Load the required packages, numpy and matplotlib.

In [1]:

import numpy as np
import matplotlib.pyplot as plt
%matplotlib inline

The code below generates the results. Comments are provided where appropriate to assist understanding.

In [2]:

# Edit the line below to change the number of experiments, and observe the effect on the results
num_experiments = 100000

# Initialize an empty list to store the results
results = []

# Main loop over experiments
for i in range(num_experiments):
    # Generate ten random numbers in the range 0 to 1, count how
    # many of them exceed 0.5 - this is equivalent to tossing a head
    num_heads = 0
    for j in range(10):
        if np.random.rand() > 0.5:
            num_heads += 1

    # Store how many heads there were in this experiment
    results.append(num_heads)

# Plot a historgram of the number of heads
n, bins, patches = plt.hist(results, 10, facecolor='green', alpha=0.7)
plt.xlabel('number of heads')
plt.ylabel('frequency');

We can use the numerical results to determine the answer for parts (i) and (ii).
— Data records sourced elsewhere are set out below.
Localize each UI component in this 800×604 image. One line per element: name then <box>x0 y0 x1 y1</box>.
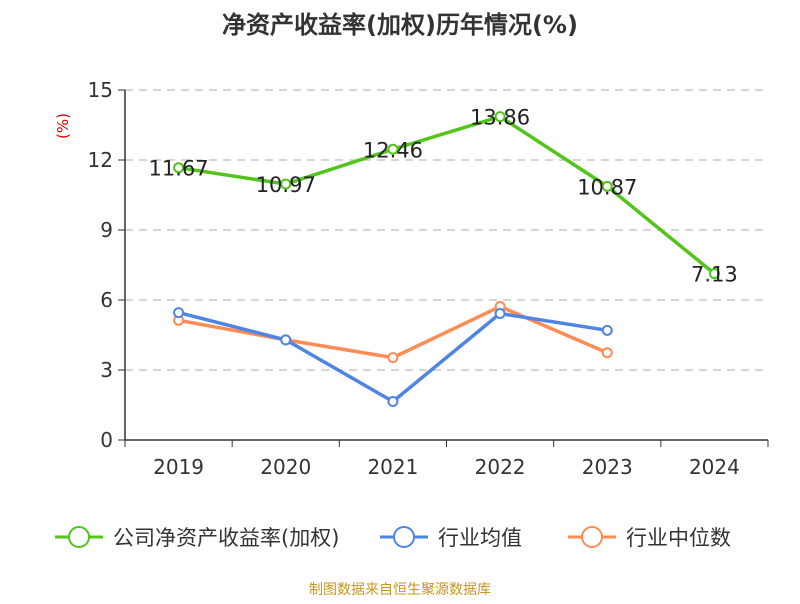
y-axis-label: (%) <box>54 113 72 139</box>
chart-title: 净资产收益率(加权)历年情况(%) <box>222 11 578 39</box>
data-point <box>387 396 399 407</box>
x-tick-label: 2024 <box>689 455 740 479</box>
data-label: 10.87 <box>577 175 637 199</box>
legend-item[interactable]: 行业均值 <box>380 526 522 550</box>
data-label: 13.86 <box>470 106 530 130</box>
data-point <box>494 308 506 320</box>
data-label: 12.46 <box>363 138 423 162</box>
data-point <box>173 162 185 174</box>
legend-item[interactable]: 公司净资产收益率(加权) <box>55 526 339 550</box>
y-tick-label: 15 <box>88 78 113 102</box>
data-point <box>494 111 506 123</box>
x-tick-label: 2022 <box>475 455 526 479</box>
legend-item[interactable]: 行业中位数 <box>568 526 731 550</box>
data-point <box>601 347 613 359</box>
legend-marker <box>393 526 415 548</box>
data-label: 7.13 <box>691 263 738 287</box>
legend-marker <box>581 526 603 548</box>
data-point <box>387 352 399 364</box>
legend-label: 行业中位数 <box>626 526 731 550</box>
series-line <box>178 114 716 275</box>
series-line <box>178 304 608 360</box>
source-note: 制图数据来自恒生聚源数据库 <box>309 582 491 598</box>
y-tick-label: 3 <box>100 358 113 382</box>
x-tick-label: 2021 <box>367 455 418 479</box>
x-tick-label: 2019 <box>153 455 204 479</box>
legend-label: 公司净资产收益率(加权) <box>113 526 339 550</box>
y-tick-label: 0 <box>100 428 113 452</box>
x-tick-label: 2020 <box>260 455 311 479</box>
data-point <box>280 178 292 190</box>
data-point <box>601 180 613 192</box>
data-point <box>280 334 292 346</box>
data-label: 11.67 <box>149 157 209 181</box>
data-point <box>387 143 399 155</box>
data-point <box>708 268 720 280</box>
legend-label: 行业均值 <box>438 526 522 550</box>
legend-marker <box>68 526 90 548</box>
y-tick-label: 9 <box>100 218 113 242</box>
y-tick-label: 12 <box>88 148 113 172</box>
data-point <box>601 324 613 336</box>
x-tick-label: 2023 <box>582 455 633 479</box>
data-point <box>173 307 185 319</box>
data-label: 10.97 <box>256 173 316 197</box>
y-tick-label: 6 <box>100 288 113 312</box>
The probability of the coins coming down on head exactly 5 times is:

$$ P(5) = \mathcal{C}_5^{10} \left( \frac{1}{2} \right)^5 \left( \frac{1}{2} \right)^5 = 0.246 $$

The probability of getting 7 heads is:

$$ P(7) = \mathcal{C}_7^{10} \left( \frac{1}{2} \right)^7 \left( \frac{1}{2} \right)^3 = 0.117 $$

and getting more than 7 heads:

$$ P(8, 9, 10) = \mathcal{C}_8^{10} \left( \frac{1}{2} \right)^8 \left( \frac{1}{2} \right)^2 + \mathcal{C}_9^{10} \left( \frac{1}{2} \right)^9 \left( \frac{1}{2} \right)^1 + \mathcal{C}_{10}^{10} \left( \frac{1}{2} \right)^{10} \left( \frac{1}{2} \right)^0 = 0.055 $$

In [3]:

import operator    
def get_proportion(n, op, results):
    return sum(op(i, n) for i in results)/len(results)     
    
print('Proportion with five heads: {}'.format(get_proportion(5, operator.eq, results)))
print('Proportion with seven heads: {}'.format(get_proportion(7, operator.eq, results)))
print('Proportion with more than seven heads: {}'.format(get_proportion(7, operator.gt, results)))

Proportion with five heads: 0.24626
Proportion with seven heads: 0.11801
Proportion with more than seven heads: 0.05494